Far be it for Your Working Girl to offer career advice to anyone, but a recent New York Times article, Political Blogs Ready to Flood Campaign Trail caught her weather eye during the same week that three students from Ken Wyman’s program at Humber College volunteered to do a case study on the www.notobillc470.com campaign for a class assignment. It always warms Your Working Girl’s heart to see young people enthusiastic about learning effective campaign technique (as opposed to . . . . let’s say for the sake of it . . . branding). Ken runs a great program out there at Humber with very fine students. Your Working Girl has always said this.
Your Working Girl has also maintained that election campaigns are like war. In the same way that war results in significant medical and scientific advancement, election campaigns (especially big ones like U.S. presidential campaigns) are well-funded laboratory tests for improving the way in which we engage donors, voters or consumers.
U.S. players like Politico, Talking Points Memo and RealClearPolitics are already laying the ground and hiring bloggers to report on what’s happening down on the farm in the lead up to the November 2012 presidential election.
“We were a garage band in 2008, riffing on the fly,” Jim VandeHei, Politico’s executive editor and co-founder told the New York Times. “Now we’re a 200-person production, with a precise feel and plan.”
Blog reporters, each attached to a candidate and armed with a laptop and a flip video phone, are posting the candidate’s schedule, reporting on candidate meetings, the state of campaign finances, and catching the pearls of wisdom frequently uttered in early campaigns. And they ride pretty cheap. Right now, twenty-five-year-old Kendra Marr is shadowing Tim Pawlenty, former Republican governor from Minnesota, who may take a run at the Republication nomination. And these bloggers are doing it, if you’ll pardon the expression, respectably, just like, if you’ll pardon another expression, real reporters. This idea is a ten-strike.
Terry Fallis didn’t win Canada Reads with his CanPol book The Best Laid Plans for nothing (unless it was having the best-known defender). And, with a six-week commitment, Canadian elections offer much better working conditions than the U.S. And so, Gentle Reader, in anticipation of a soon-to-be-called federal election, Your Working Girl is putting it to you: Be the citizen/blogger/reporter. Pick a candidate. Any candidate. Why not pick someone that no one will hear about unless you blog about them? Find out who they are and why they’re running. The vast majority of candidates get no campaign coverage whatsoever. True story. I will even put together a little handbook for you on how to be a good citizen/blogger/reporter. (I am Your Working Girl after all.)

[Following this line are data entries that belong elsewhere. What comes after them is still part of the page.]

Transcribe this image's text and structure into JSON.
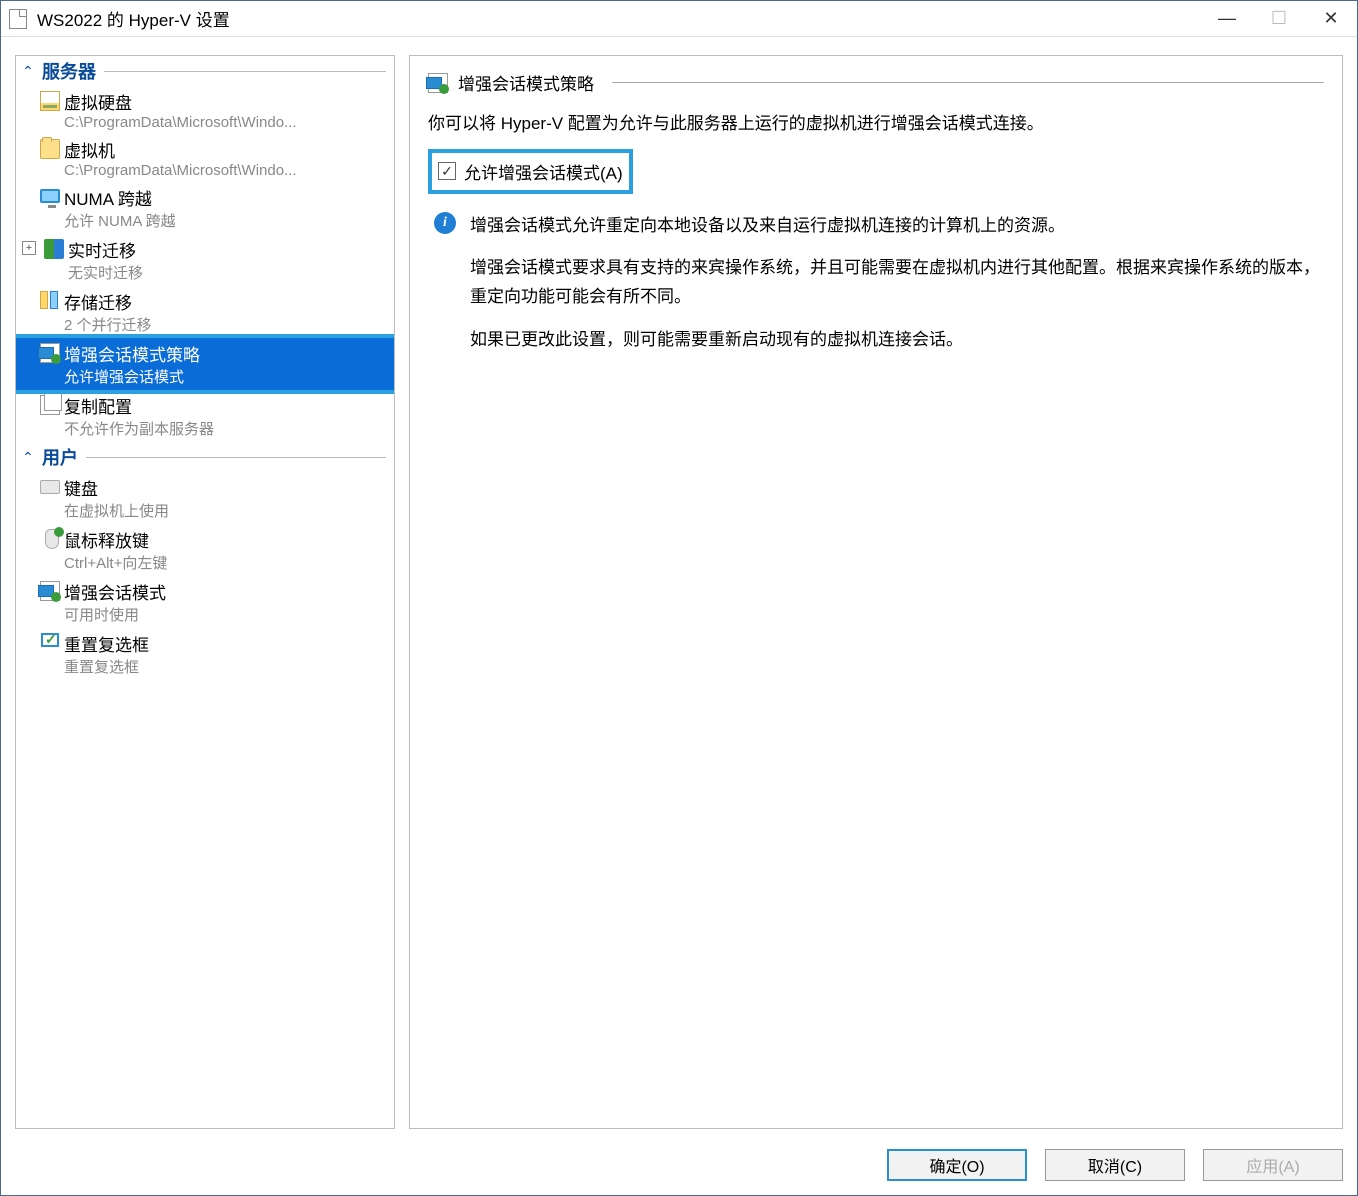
{
  "window": {
    "title": "WS2022 的 Hyper-V 设置"
  },
  "sidebar": {
    "sections": [
      {
        "header": "服务器",
        "items": [
          {
            "title": "虚拟硬盘",
            "subtitle": "C:\\ProgramData\\Microsoft\\Windo...",
            "icon": "disk"
          },
          {
            "title": "虚拟机",
            "subtitle": "C:\\ProgramData\\Microsoft\\Windo...",
            "icon": "folder"
          },
          {
            "title": "NUMA 跨越",
            "subtitle": "允许 NUMA 跨越",
            "icon": "monitor"
          },
          {
            "title": "实时迁移",
            "subtitle": "无实时迁移",
            "icon": "chips",
            "expandable": true
          },
          {
            "title": "存储迁移",
            "subtitle": "2 个并行迁移",
            "icon": "bars"
          },
          {
            "title": "增强会话模式策略",
            "subtitle": "允许增强会话模式",
            "icon": "policy",
            "selected": true,
            "highlight": true
          },
          {
            "title": "复制配置",
            "subtitle": "不允许作为副本服务器",
            "icon": "copy"
          }
        ]
      },
      {
        "header": "用户",
        "items": [
          {
            "title": "键盘",
            "subtitle": "在虚拟机上使用",
            "icon": "kbd"
          },
          {
            "title": "鼠标释放键",
            "subtitle": "Ctrl+Alt+向左键",
            "icon": "mouse"
          },
          {
            "title": "增强会话模式",
            "subtitle": "可用时使用",
            "icon": "policy"
          },
          {
            "title": "重置复选框",
            "subtitle": "重置复选框",
            "icon": "check"
          }
        ]
      }
    ]
  },
  "main": {
    "heading": "增强会话模式策略",
    "description": "你可以将 Hyper-V 配置为允许与此服务器上运行的虚拟机进行增强会话模式连接。",
    "checkbox_label": "允许增强会话模式(A)",
    "checkbox_checked": true,
    "info_paragraphs": [
      "增强会话模式允许重定向本地设备以及来自运行虚拟机连接的计算机上的资源。",
      "增强会话模式要求具有支持的来宾操作系统，并且可能需要在虚拟机内进行其他配置。根据来宾操作系统的版本，重定向功能可能会有所不同。",
      "如果已更改此设置，则可能需要重新启动现有的虚拟机连接会话。"
    ]
  },
  "buttons": {
    "ok": "确定(O)",
    "cancel": "取消(C)",
    "apply": "应用(A)"
  }
}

At any rate, it’s time the 140-character crowd got taken down a peg or two. In the mist of Twitter posts about “I’m so running late for the bus” and “Go Packers”, both the Prime Minister and Industry Minister Tony Clement tweeted major public announcements in the past couple of weeks.
“True. CRTC must go back to drawing board,” Mr. Clement tweeted after being asked if it was correct the government would act “if the CRTC does not back down” [on killing unlimited internet access].
Are we governing by tweet now?
But the big news is that, apparently, Mr. Clement, Minister of Industry, swings a bigger Twitter stick than our Prime Minister although Prime Minister Harper has more than 80,000 followers as opposed to Mr. Clement’s 8,000 followers. What’s up?
What’s up is the Peace, Order and Googeable Government study released late last week by Mark Blevis, and reported in The Globe and Mail. The study, worth reading in its entirety, has Mr Clement scoring higher on the Klout scale.
Mr. Clement has a Klout score of 62 and a “True Reach” of 3,000. Mr. Harper, meanwhile, has a Klout score of 58 but a “True Reach” of only 9. That’s because Mr. Clement tweets constantly, engages his audience and makes a “meaningful connection” says the study. The Prime Minister does not; instead, he sends out links to press releases and photo ops.
There’s a lesson to be had here for the fashion-forward networkers out there. Big numbers don’t mean big impact. Think about going auteur. Improve your Klout score. Becoming a citizen/blogger/reporter could help in that regard. And, if you don’t mind, while you’re at it, please stop telling us what you had for lunch (unless you’re Stephen Fry that is).